Determining a Horologist's Ability

THE FOLLOWING letter from a subscriber offers a practical solution to a problem which has been a source of worry to every jeweler employing a horologist.

Editor HOROLOGY,
Dear Sir:
Although I am not a watchmaker but the proprietor of a jewelry store, I have been a subscriber to and reader of HOROLOGY for the past three years, and through your columns have learned to realize that it is impossible for an employer or store owner to determine the quality of work done by the watchmaker by mere observation.

For years the store owner has been accepting repaired watches from the watchmaker and delivering them to his customers without any means of checking the work done, with the result that in many instances the store owner is made the innocent victim of the customers' ire, as well as loss of patronage and long established friendships through the carelessness or incompetence of the workman intrusted with the work.

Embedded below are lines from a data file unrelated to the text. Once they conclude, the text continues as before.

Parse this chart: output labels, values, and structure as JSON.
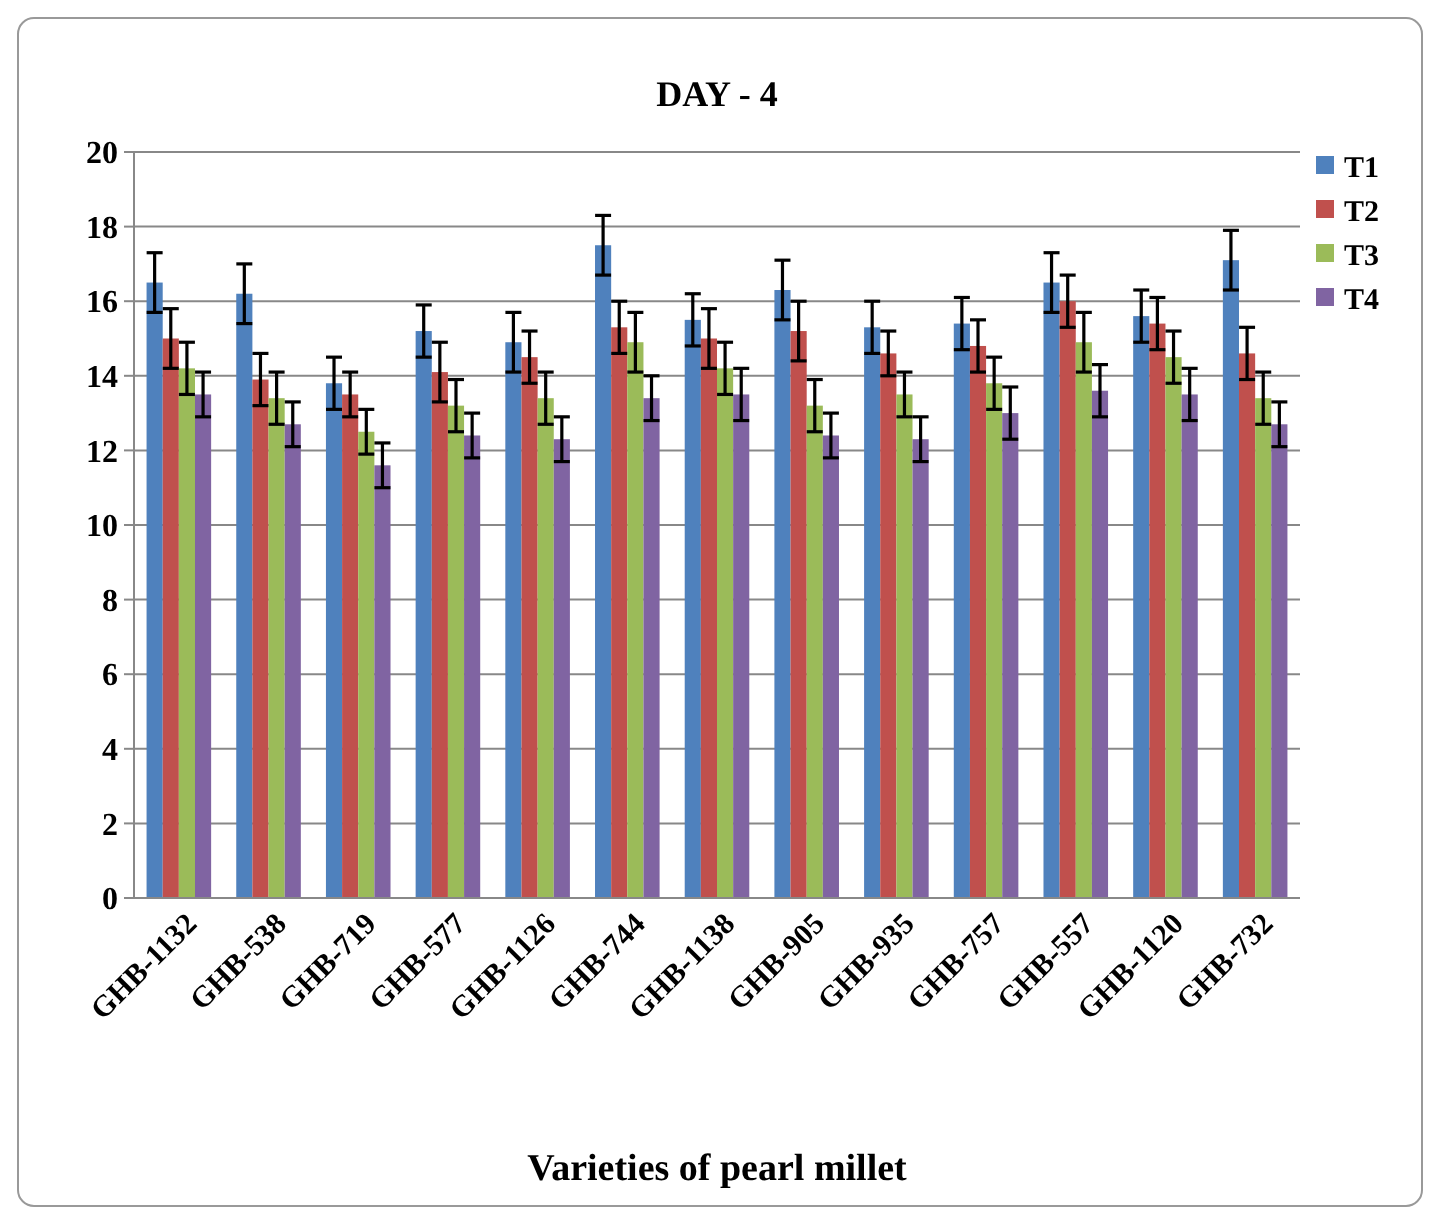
{
  "chart_data": {
    "type": "bar",
    "title": "DAY - 4",
    "xlabel": "Varieties of pearl millet",
    "categories": [
      "GHB-1132",
      "GHB-538",
      "GHB-719",
      "GHB-577",
      "GHB-1126",
      "GHB-744",
      "GHB-1138",
      "GHB-905",
      "GHB-935",
      "GHB-757",
      "GHB-557",
      "GHB-1120",
      "GHB-732"
    ],
    "series": [
      {
        "name": "T1",
        "color": "#4f81bd",
        "values": [
          16.5,
          16.2,
          13.8,
          15.2,
          14.9,
          17.5,
          15.5,
          16.3,
          15.3,
          15.4,
          16.5,
          15.6,
          17.1
        ],
        "errors": [
          0.8,
          0.8,
          0.7,
          0.7,
          0.8,
          0.8,
          0.7,
          0.8,
          0.7,
          0.7,
          0.8,
          0.7,
          0.8
        ]
      },
      {
        "name": "T2",
        "color": "#c0504d",
        "values": [
          15.0,
          13.9,
          13.5,
          14.1,
          14.5,
          15.3,
          15.0,
          15.2,
          14.6,
          14.8,
          16.0,
          15.4,
          14.6
        ],
        "errors": [
          0.8,
          0.7,
          0.6,
          0.8,
          0.7,
          0.7,
          0.8,
          0.8,
          0.6,
          0.7,
          0.7,
          0.7,
          0.7
        ]
      },
      {
        "name": "T3",
        "color": "#9bbb59",
        "values": [
          14.2,
          13.4,
          12.5,
          13.2,
          13.4,
          14.9,
          14.2,
          13.2,
          13.5,
          13.8,
          14.9,
          14.5,
          13.4
        ],
        "errors": [
          0.7,
          0.7,
          0.6,
          0.7,
          0.7,
          0.8,
          0.7,
          0.7,
          0.6,
          0.7,
          0.8,
          0.7,
          0.7
        ]
      },
      {
        "name": "T4",
        "color": "#8064a2",
        "values": [
          13.5,
          12.7,
          11.6,
          12.4,
          12.3,
          13.4,
          13.5,
          12.4,
          12.3,
          13.0,
          13.6,
          13.5,
          12.7
        ],
        "errors": [
          0.6,
          0.6,
          0.6,
          0.6,
          0.6,
          0.6,
          0.7,
          0.6,
          0.6,
          0.7,
          0.7,
          0.7,
          0.6
        ]
      }
    ],
    "ylim": [
      0,
      20
    ],
    "yticks": [
      0,
      2,
      4,
      6,
      8,
      10,
      12,
      14,
      16,
      18,
      20
    ],
    "grid": "y",
    "legend": "top right"
  }
}
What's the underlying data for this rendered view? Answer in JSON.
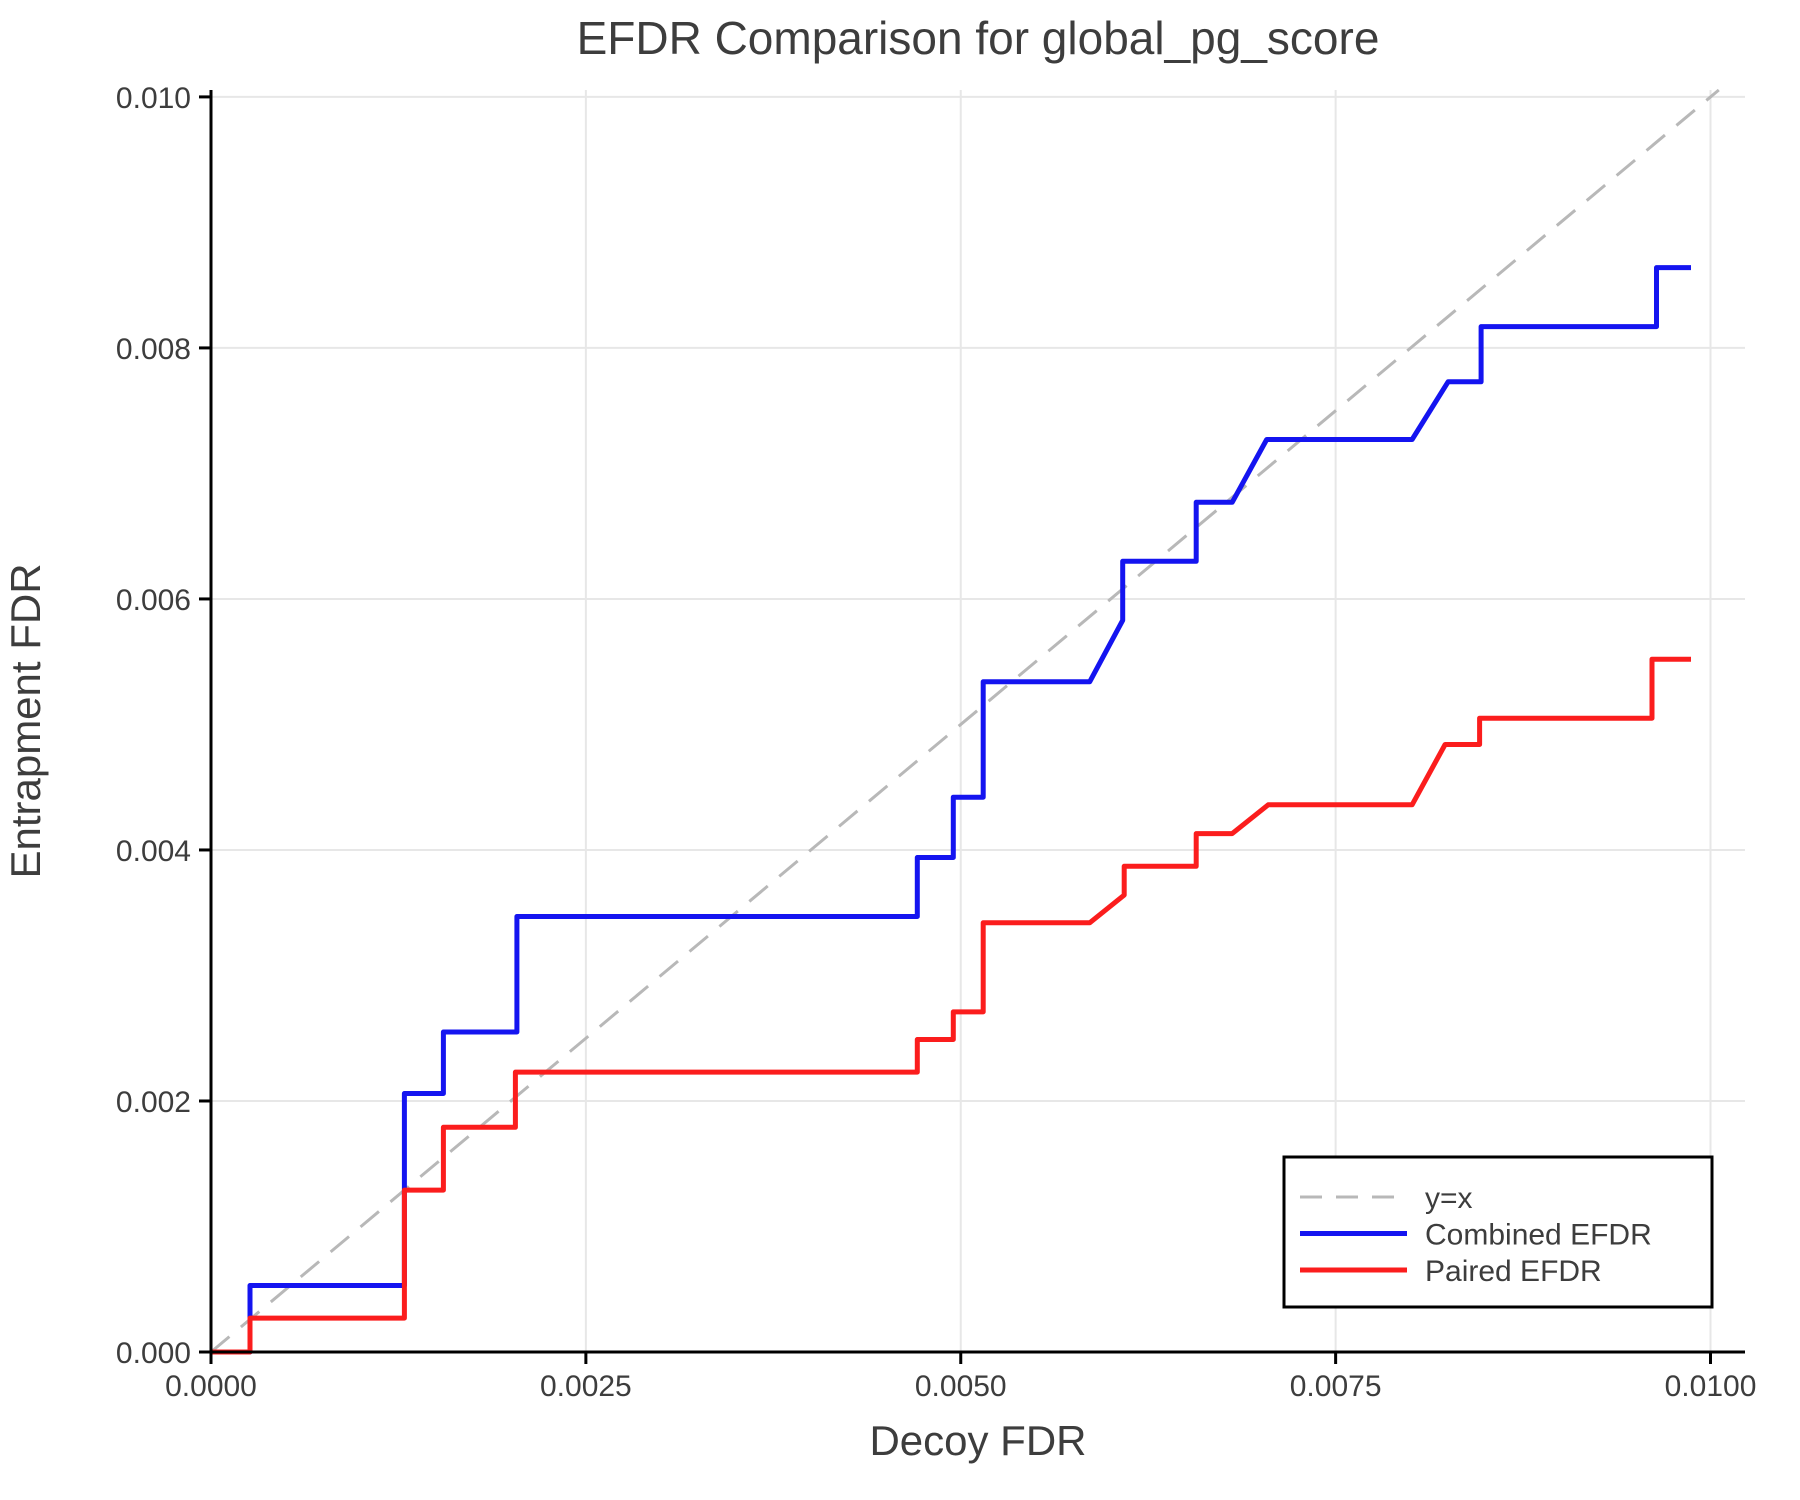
{
  "chart_data": {
    "type": "line",
    "title": "EFDR Comparison for global_pg_score",
    "xlabel": "Decoy FDR",
    "ylabel": "Entrapment FDR",
    "xlim": [
      0,
      0.01023
    ],
    "ylim": [
      0,
      0.010055
    ],
    "grid": true,
    "x_ticks": {
      "values": [
        0,
        0.0025,
        0.005,
        0.0075,
        0.01
      ],
      "labels": [
        "0.0000",
        "0.0025",
        "0.0050",
        "0.0075",
        "0.0100"
      ]
    },
    "y_ticks": {
      "values": [
        0,
        0.002,
        0.004,
        0.006,
        0.008,
        0.01
      ],
      "labels": [
        "0.000",
        "0.002",
        "0.004",
        "0.006",
        "0.008",
        "0.010"
      ]
    },
    "colors": {
      "reference": "#b8b8b8",
      "combined": "#1414f0",
      "paired": "#fb1d1d",
      "grid": "#e7e7e7",
      "spine": "#000000",
      "text": "#3d3d3d"
    },
    "legend": {
      "position": "lower right",
      "entries": [
        {
          "label": "y=x",
          "color": "#b8b8b8",
          "dashed": true
        },
        {
          "label": "Combined EFDR",
          "color": "#1414f0",
          "dashed": false
        },
        {
          "label": "Paired EFDR",
          "color": "#fb1d1d",
          "dashed": false
        }
      ]
    },
    "series": [
      {
        "name": "y=x",
        "role": "reference",
        "dashed": true,
        "color": "#b8b8b8",
        "points": [
          [
            0,
            0
          ],
          [
            0.010055,
            0.010055
          ]
        ]
      },
      {
        "name": "Combined EFDR",
        "role": "combined",
        "dashed": false,
        "color": "#1414f0",
        "points": [
          [
            0.0,
            0.0
          ],
          [
            0.00026,
            0.0
          ],
          [
            0.00026,
            0.00053
          ],
          [
            0.00129,
            0.00053
          ],
          [
            0.00129,
            0.00206
          ],
          [
            0.00155,
            0.00206
          ],
          [
            0.00155,
            0.00255
          ],
          [
            0.00204,
            0.00255
          ],
          [
            0.00204,
            0.00347
          ],
          [
            0.00471,
            0.00347
          ],
          [
            0.00471,
            0.00394
          ],
          [
            0.00495,
            0.00394
          ],
          [
            0.00495,
            0.00442
          ],
          [
            0.00515,
            0.00442
          ],
          [
            0.00515,
            0.00534
          ],
          [
            0.00586,
            0.00534
          ],
          [
            0.00608,
            0.00583
          ],
          [
            0.00608,
            0.0063
          ],
          [
            0.00657,
            0.0063
          ],
          [
            0.00657,
            0.00677
          ],
          [
            0.00681,
            0.00677
          ],
          [
            0.00704,
            0.00727
          ],
          [
            0.00801,
            0.00727
          ],
          [
            0.00825,
            0.00773
          ],
          [
            0.00847,
            0.00773
          ],
          [
            0.00847,
            0.00817
          ],
          [
            0.00964,
            0.00817
          ],
          [
            0.00964,
            0.00864
          ],
          [
            0.00987,
            0.00864
          ]
        ]
      },
      {
        "name": "Paired EFDR",
        "role": "paired",
        "dashed": false,
        "color": "#fb1d1d",
        "points": [
          [
            0.0,
            0.0
          ],
          [
            0.00026,
            0.0
          ],
          [
            0.00026,
            0.00027
          ],
          [
            0.00129,
            0.00027
          ],
          [
            0.00129,
            0.00129
          ],
          [
            0.00155,
            0.00129
          ],
          [
            0.00155,
            0.00179
          ],
          [
            0.00203,
            0.00179
          ],
          [
            0.00203,
            0.00223
          ],
          [
            0.00471,
            0.00223
          ],
          [
            0.00471,
            0.00249
          ],
          [
            0.00495,
            0.00249
          ],
          [
            0.00495,
            0.00271
          ],
          [
            0.00515,
            0.00271
          ],
          [
            0.00515,
            0.00342
          ],
          [
            0.00586,
            0.00342
          ],
          [
            0.00609,
            0.00364
          ],
          [
            0.00609,
            0.00387
          ],
          [
            0.00657,
            0.00387
          ],
          [
            0.00657,
            0.00413
          ],
          [
            0.00681,
            0.00413
          ],
          [
            0.00705,
            0.00436
          ],
          [
            0.00801,
            0.00436
          ],
          [
            0.00823,
            0.00484
          ],
          [
            0.00846,
            0.00484
          ],
          [
            0.00846,
            0.00505
          ],
          [
            0.00961,
            0.00505
          ],
          [
            0.00961,
            0.00552
          ],
          [
            0.00987,
            0.00552
          ]
        ]
      }
    ]
  }
}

However, the various articles published in HOROLOGY on the testing of watches by the watch rate recorder suggest that this method could be successfully employed at the time of hiring a watchmaker and for the testing of new and repaired watches.

Purchasing new watches is a gamble, a certain percentage being found out of order, both before and after a sale has been made, necessitating the watches being sent to the repair department to be put in order at the expense of the sales department.

The watch rate recorder, as I now see it, offers a solution to the employers' problems bv requiring the watchmaker to furnish a printed watch rate recorder certificate with each watch repaired. This would require a higher standard of workmanship resulting in increased wages for the competent workman, and eventual elimination of the incompetent and uneducated worker who is non-progressive, and is usually a threat and a menace to his emplover and a destroyer of harmony in his craft.

The equipment of a central testing station in each of the large cities where watches could be tested at very small cost offers a fair and equitable means of securing high grade work and at the same time protecting the employer and jeweler against unscrupulous dictatorship which he now faces through intimidation and coercion.

In conclusion, I suggest that representatives of well known jewelry stores, members of the executive boards of the horological Associations, heads of wholesale material houses and trade shops meet and freely and conscientiously discuss the problems now confronting the watchmaking craft.